- Show poster
- Genre: Game show
- Written by: Varun Garg aka Sahib
- Directed by: Amit Puri Khuzema Haveliwala
- Presented by: Riteish Deshmukh Genelia Deshmukh
- Country of origin: India
- Original language: Hindi
- No. of seasons: 2
- No. of episodes: 30

Production
- Producer: Partha Thakur
- Production location: India
- Running time: 20 minutes
- Production company: Banijay Asia

Original release
- Release: 18 November 2020 – 26 October 2021

= Ladies vs Gentlemen =

Indian Hindi-language interactive game show

Ladies vs Gentlemen is an Indian opinion based poll game show hosted by Bollywood actors Riteish Deshmukh and Genelia Deshmukh. It was originally launched on 18 November 2020. It is an original series of Flipkart Video that stands men and women against each other to guess the opinion of India. The first season concluded with 30 episodes and had featured celebrity guests Rithvik Dhanjani, Tejasswi Prakash, Karan Kundrra, Bani Judge, Rashami Desai, Nia Sharma, Paras Chhabra, and Karan Wahi.

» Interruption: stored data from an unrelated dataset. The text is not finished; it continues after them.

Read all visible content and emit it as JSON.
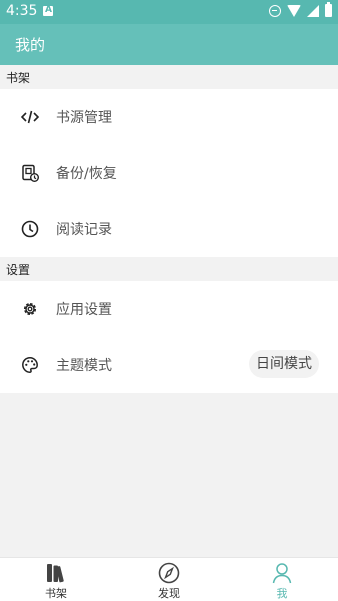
{
  "status_bar": {
    "time": "4:35",
    "icons": [
      "a-notification-icon",
      "do-not-disturb-icon",
      "wifi-icon",
      "signal-icon",
      "battery-icon"
    ]
  },
  "app_bar": {
    "title": "我的"
  },
  "sections": {
    "bookshelf": {
      "header": "书架",
      "items": [
        {
          "label": "书源管理",
          "icon": "code-icon"
        },
        {
          "label": "备份/恢复",
          "icon": "backup-restore-icon"
        },
        {
          "label": "阅读记录",
          "icon": "clock-icon"
        }
      ]
    },
    "settings": {
      "header": "设置",
      "items": [
        {
          "label": "应用设置",
          "icon": "gear-icon"
        },
        {
          "label": "主题模式",
          "icon": "palette-icon",
          "value": "日间模式"
        }
      ]
    }
  },
  "bottom_nav": {
    "tabs": [
      {
        "label": "书架",
        "icon": "bookshelf-icon",
        "active": false
      },
      {
        "label": "发现",
        "icon": "compass-icon",
        "active": false
      },
      {
        "label": "我",
        "icon": "person-icon",
        "active": true
      }
    ]
  },
  "colors": {
    "status_bar": "#57b8b0",
    "app_bar": "#65c0b9",
    "accent": "#57b8b0",
    "background": "#f2f2f2"
  }
}
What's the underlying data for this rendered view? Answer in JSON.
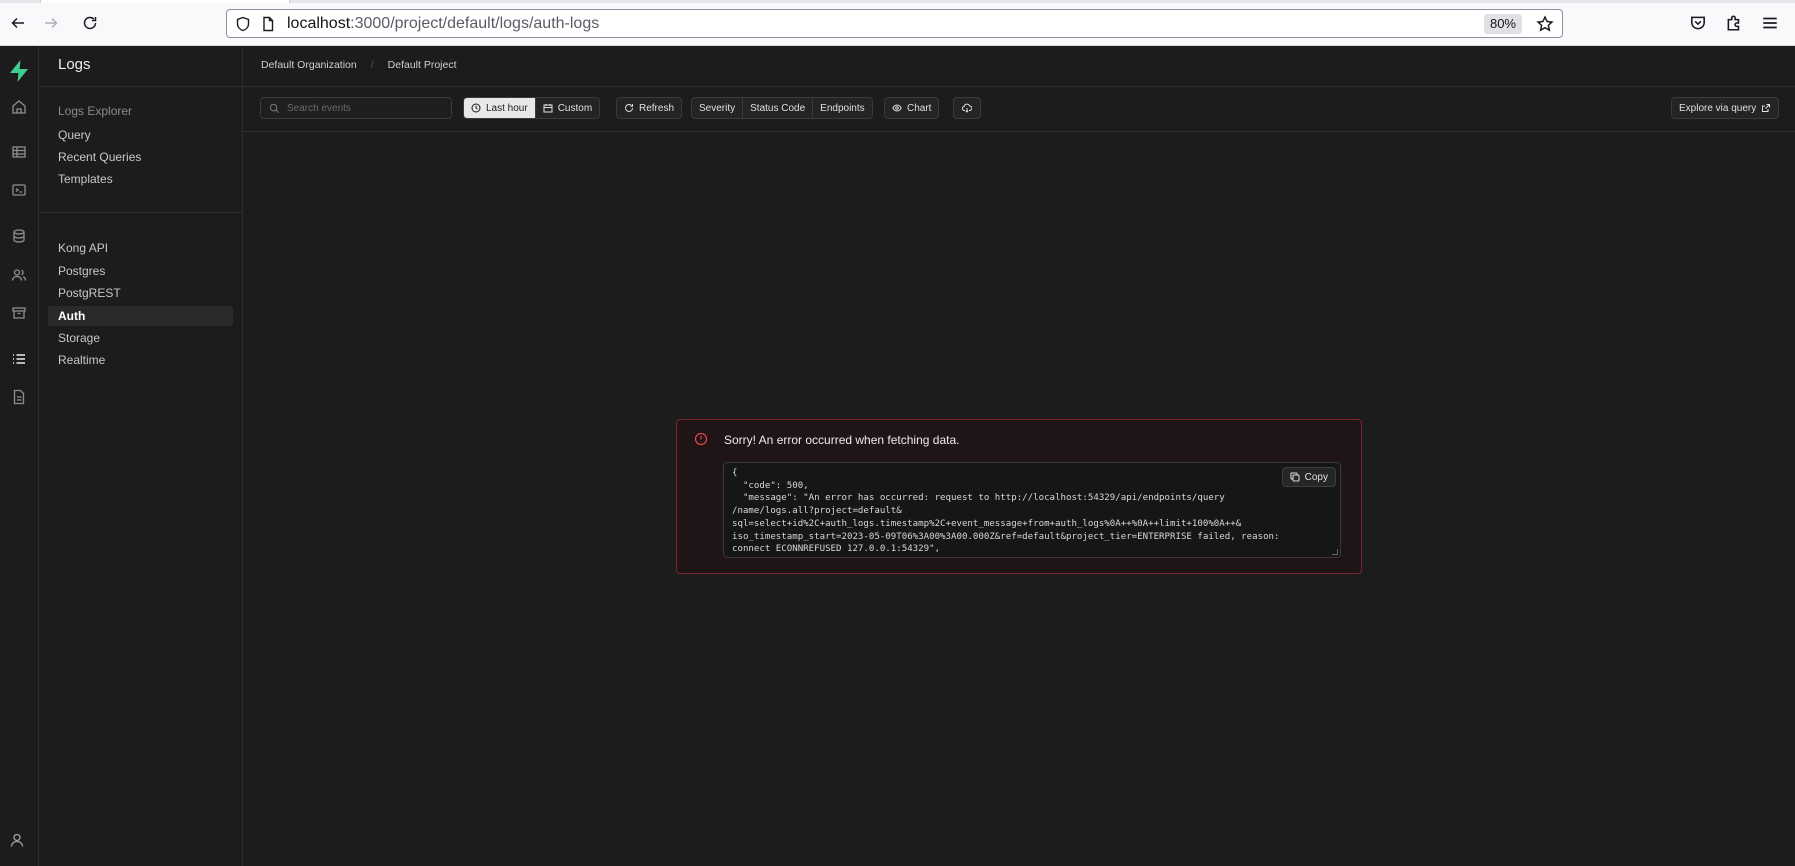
{
  "browser": {
    "url_host": "localhost",
    "url_path": ":3000/project/default/logs/auth-logs",
    "zoom": "80%"
  },
  "app": {
    "section_title": "Logs",
    "breadcrumbs": [
      "Default Organization",
      "Default Project"
    ]
  },
  "sidebar": {
    "explorer_label": "Logs Explorer",
    "explorer_items": [
      {
        "label": "Query"
      },
      {
        "label": "Recent Queries"
      },
      {
        "label": "Templates"
      }
    ],
    "source_items": [
      {
        "label": "Kong API",
        "active": false
      },
      {
        "label": "Postgres",
        "active": false
      },
      {
        "label": "PostgREST",
        "active": false
      },
      {
        "label": "Auth",
        "active": true
      },
      {
        "label": "Storage",
        "active": false
      },
      {
        "label": "Realtime",
        "active": false
      }
    ]
  },
  "toolbar": {
    "search_placeholder": "Search events",
    "last_hour": "Last hour",
    "custom": "Custom",
    "refresh": "Refresh",
    "severity": "Severity",
    "status_code": "Status Code",
    "endpoints": "Endpoints",
    "chart": "Chart",
    "explore": "Explore via query"
  },
  "error": {
    "title": "Sorry! An error occurred when fetching data.",
    "copy_label": "Copy",
    "body": "{\n  \"code\": 500,\n  \"message\": \"An error has occurred: request to http://localhost:54329/api/endpoints/query\n/name/logs.all?project=default&\nsql=select+id%2C+auth_logs.timestamp%2C+event_message+from+auth_logs%0A++%0A++limit+100%0A++&\niso_timestamp_start=2023-05-09T06%3A00%3A00.000Z&ref=default&project_tier=ENTERPRISE failed, reason:\nconnect ECONNREFUSED 127.0.0.1:54329\","
  },
  "colors": {
    "accent": "#3ecf8e",
    "error": "#e5484d",
    "background": "#1c1c1c"
  }
}
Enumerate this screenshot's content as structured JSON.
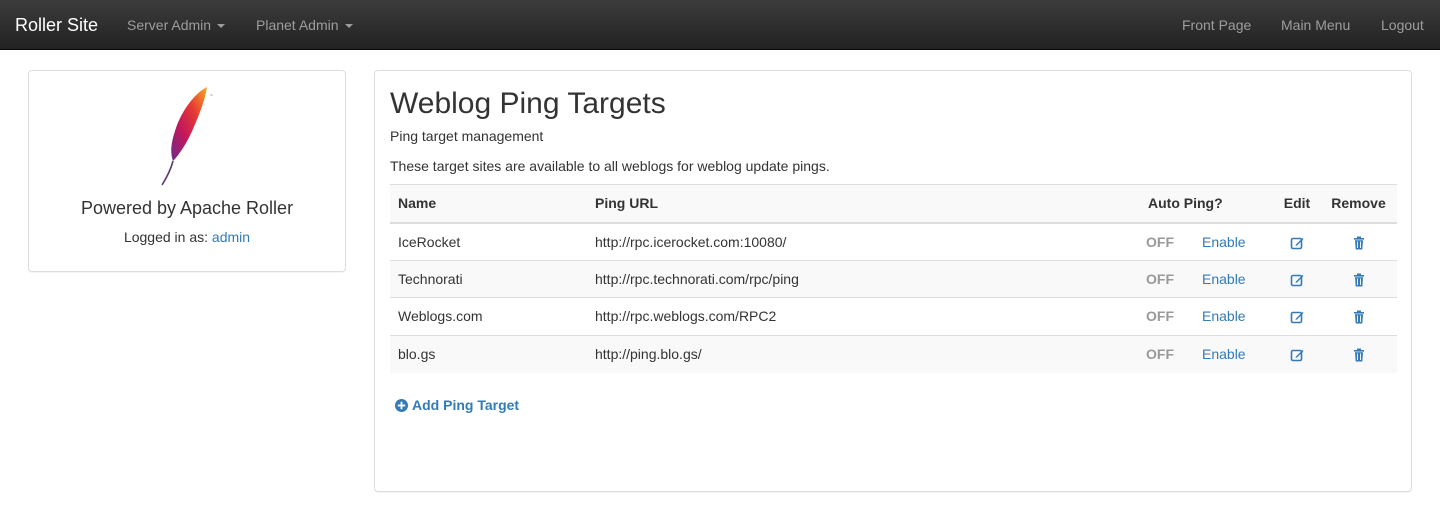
{
  "navbar": {
    "brand": "Roller Site",
    "left_menus": [
      {
        "label": "Server Admin"
      },
      {
        "label": "Planet Admin"
      }
    ],
    "right_links": [
      {
        "label": "Front Page"
      },
      {
        "label": "Main Menu"
      },
      {
        "label": "Logout"
      }
    ]
  },
  "sidebar": {
    "logo_icon": "apache-feather-logo",
    "powered_by": "Powered by Apache Roller",
    "logged_in_label": "Logged in as:",
    "username": "admin"
  },
  "main": {
    "title": "Weblog Ping Targets",
    "subtitle": "Ping target management",
    "description": "These target sites are available to all weblogs for weblog update pings.",
    "table": {
      "headers": {
        "name": "Name",
        "url": "Ping URL",
        "auto": "Auto Ping?",
        "edit": "Edit",
        "remove": "Remove"
      },
      "rows": [
        {
          "name": "IceRocket",
          "url": "http://rpc.icerocket.com:10080/",
          "status": "OFF",
          "action": "Enable"
        },
        {
          "name": "Technorati",
          "url": "http://rpc.technorati.com/rpc/ping",
          "status": "OFF",
          "action": "Enable"
        },
        {
          "name": "Weblogs.com",
          "url": "http://rpc.weblogs.com/RPC2",
          "status": "OFF",
          "action": "Enable"
        },
        {
          "name": "blo.gs",
          "url": "http://ping.blo.gs/",
          "status": "OFF",
          "action": "Enable"
        }
      ]
    },
    "add_button": "Add Ping Target"
  },
  "colors": {
    "link": "#337ab7",
    "navbar_bg": "#222222",
    "off_text": "#999999"
  }
}
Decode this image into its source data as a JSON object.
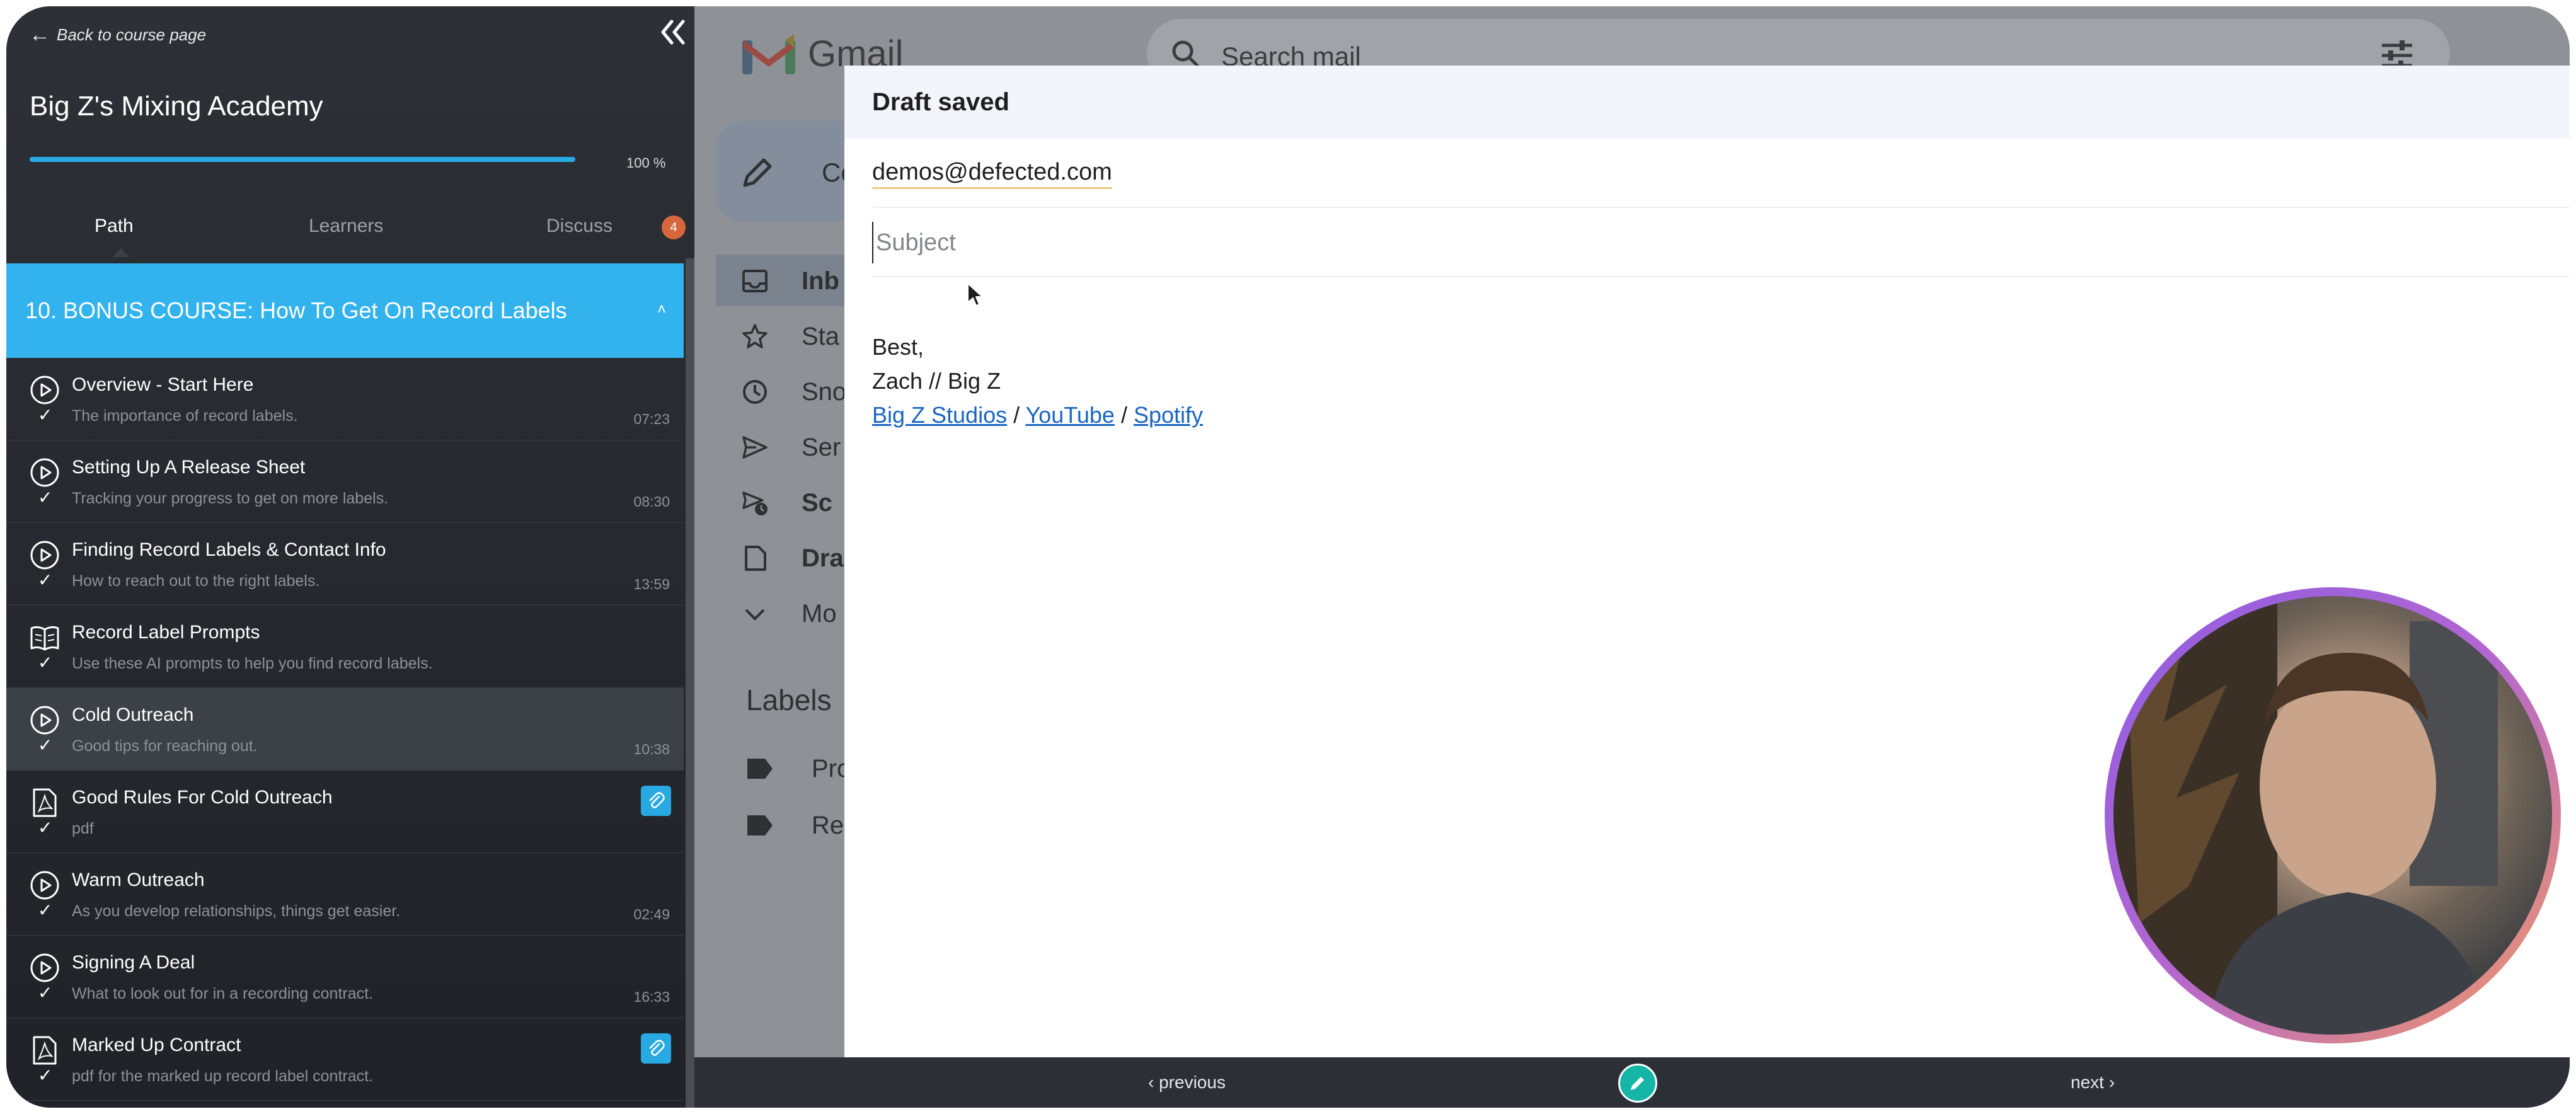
{
  "sidebar": {
    "back_label": "Back to course page",
    "course_title": "Big Z's Mixing Academy",
    "progress_percent": 100,
    "progress_label": "100 %",
    "tabs": [
      {
        "label": "Path",
        "active": true
      },
      {
        "label": "Learners",
        "active": false
      },
      {
        "label": "Discuss",
        "active": false
      }
    ],
    "discuss_badge": "4",
    "section_title": "10. BONUS COURSE: How To Get On Record Labels",
    "lessons": [
      {
        "type": "video",
        "title": "Overview - Start Here",
        "subtitle": "The importance of record labels.",
        "duration": "07:23",
        "completed": true
      },
      {
        "type": "video",
        "title": " Setting Up A Release Sheet",
        "subtitle": "Tracking your progress to get on more labels.",
        "duration": "08:30",
        "completed": true
      },
      {
        "type": "video",
        "title": "Finding Record Labels & Contact Info",
        "subtitle": "How to reach out to the right labels.",
        "duration": "13:59",
        "completed": true
      },
      {
        "type": "reading",
        "title": "Record Label Prompts",
        "subtitle": "Use these AI prompts to help you find record labels.",
        "duration": "",
        "completed": true
      },
      {
        "type": "video",
        "title": "Cold Outreach",
        "subtitle": "Good tips for reaching out.",
        "duration": "10:38",
        "completed": true,
        "current": true
      },
      {
        "type": "pdf",
        "title": "Good Rules For Cold Outreach",
        "subtitle": "pdf",
        "duration": "",
        "completed": true,
        "attachment": true
      },
      {
        "type": "video",
        "title": "Warm Outreach",
        "subtitle": "As you develop relationships, things get easier.",
        "duration": "02:49",
        "completed": true
      },
      {
        "type": "video",
        "title": "Signing A Deal",
        "subtitle": "What to look out for in a recording contract.",
        "duration": "16:33",
        "completed": true
      },
      {
        "type": "pdf",
        "title": "Marked Up Contract",
        "subtitle": "pdf for the marked up record label contract.",
        "duration": "",
        "completed": true,
        "attachment": true
      }
    ]
  },
  "gmail": {
    "brand": "Gmail",
    "search_placeholder": "Search mail",
    "compose_label": "Co",
    "nav": [
      {
        "icon": "inbox-icon",
        "label": "Inb",
        "bold": true,
        "active": true
      },
      {
        "icon": "star-icon",
        "label": "Sta",
        "bold": false
      },
      {
        "icon": "clock-icon",
        "label": "Sno",
        "bold": false
      },
      {
        "icon": "send-icon",
        "label": "Ser",
        "bold": false
      },
      {
        "icon": "scheduled-icon",
        "label": "Sc",
        "bold": true
      },
      {
        "icon": "draft-icon",
        "label": "Dra",
        "bold": true
      },
      {
        "icon": "chevron-down-icon",
        "label": "Mo",
        "bold": false
      }
    ],
    "labels_heading": "Labels",
    "labels": [
      {
        "label": "Pro"
      },
      {
        "label": "Rec"
      }
    ]
  },
  "compose": {
    "status": "Draft saved",
    "to": "demos@defected.com",
    "subject_placeholder": "Subject",
    "subject_value": "",
    "signoff": "Best,",
    "signature_name": "Zach // Big Z",
    "links": [
      "Big Z Studios",
      "YouTube",
      "Spotify"
    ],
    "separator": " / "
  },
  "player": {
    "previous_label": "‹ previous",
    "next_label": "next ›"
  },
  "colors": {
    "accent_blue": "#33b3ee",
    "badge_orange": "#d6673d",
    "edit_teal": "#15b5a8",
    "link_blue": "#1a65c2"
  }
}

The second season of the show was recently premiered on 16 October 2021 on the Flipkart app.

== Overview ==
Ladies vs Gentlemen is a daily poll-based show, where opinion makers wrestle out some of the most debated questions about Men vs Women. The show is hosted by Riteish Deshmukh alongside Genelia D'Souza and joined by the opinion-makers/panelists. In every episode, the contestants are asked a Poll Question and asked to provide a whole percentage number that most closely approximates the exact survey poll answer for the question. Riteish and Genelia then reveal the answers submitted by the contestants and the debate begins. If the contestant guesses the correct answer in accordance with the collective opinion of India, they get awarded at the end of each episode.

== Season 1 ==
=== Hosts ===
- Riteish Deshmukh
- Genelia D'Souza

=== Panelists ===
- Tejasswi Prakash
- Karan Kundrra
- Rashami Desai
- Paras Chhabra
- Bani J
- Karan Wahi
- Vikas Gupta
- Rithvik Dhanjani
- Nia Sharma

== Season 2 ==
- Jay Bhanushali
- Vishal Aditya Singh
- Prince Narula
- Kamya Panjabi
- Nia Sharma
- Devoleena Bhattacharjee
- Jasmin Bhasin
- Karan Kundrra
- Karishma Tanna
- Terence Lewis
- Asha Negi

== Production ==
The official teaser of Ladies vs Gentlemen was released on 6 November 2020, on the official YouTube of Flipkart and following which, the official promo was launched featuring Riteish, Genelia, Karan Kundra, VJ Bani, Rithvik Dhanjani, Karan Wahi, Paras Chhabra, Tejasswi Prakash, Nia Sharma, and Rashami Desai.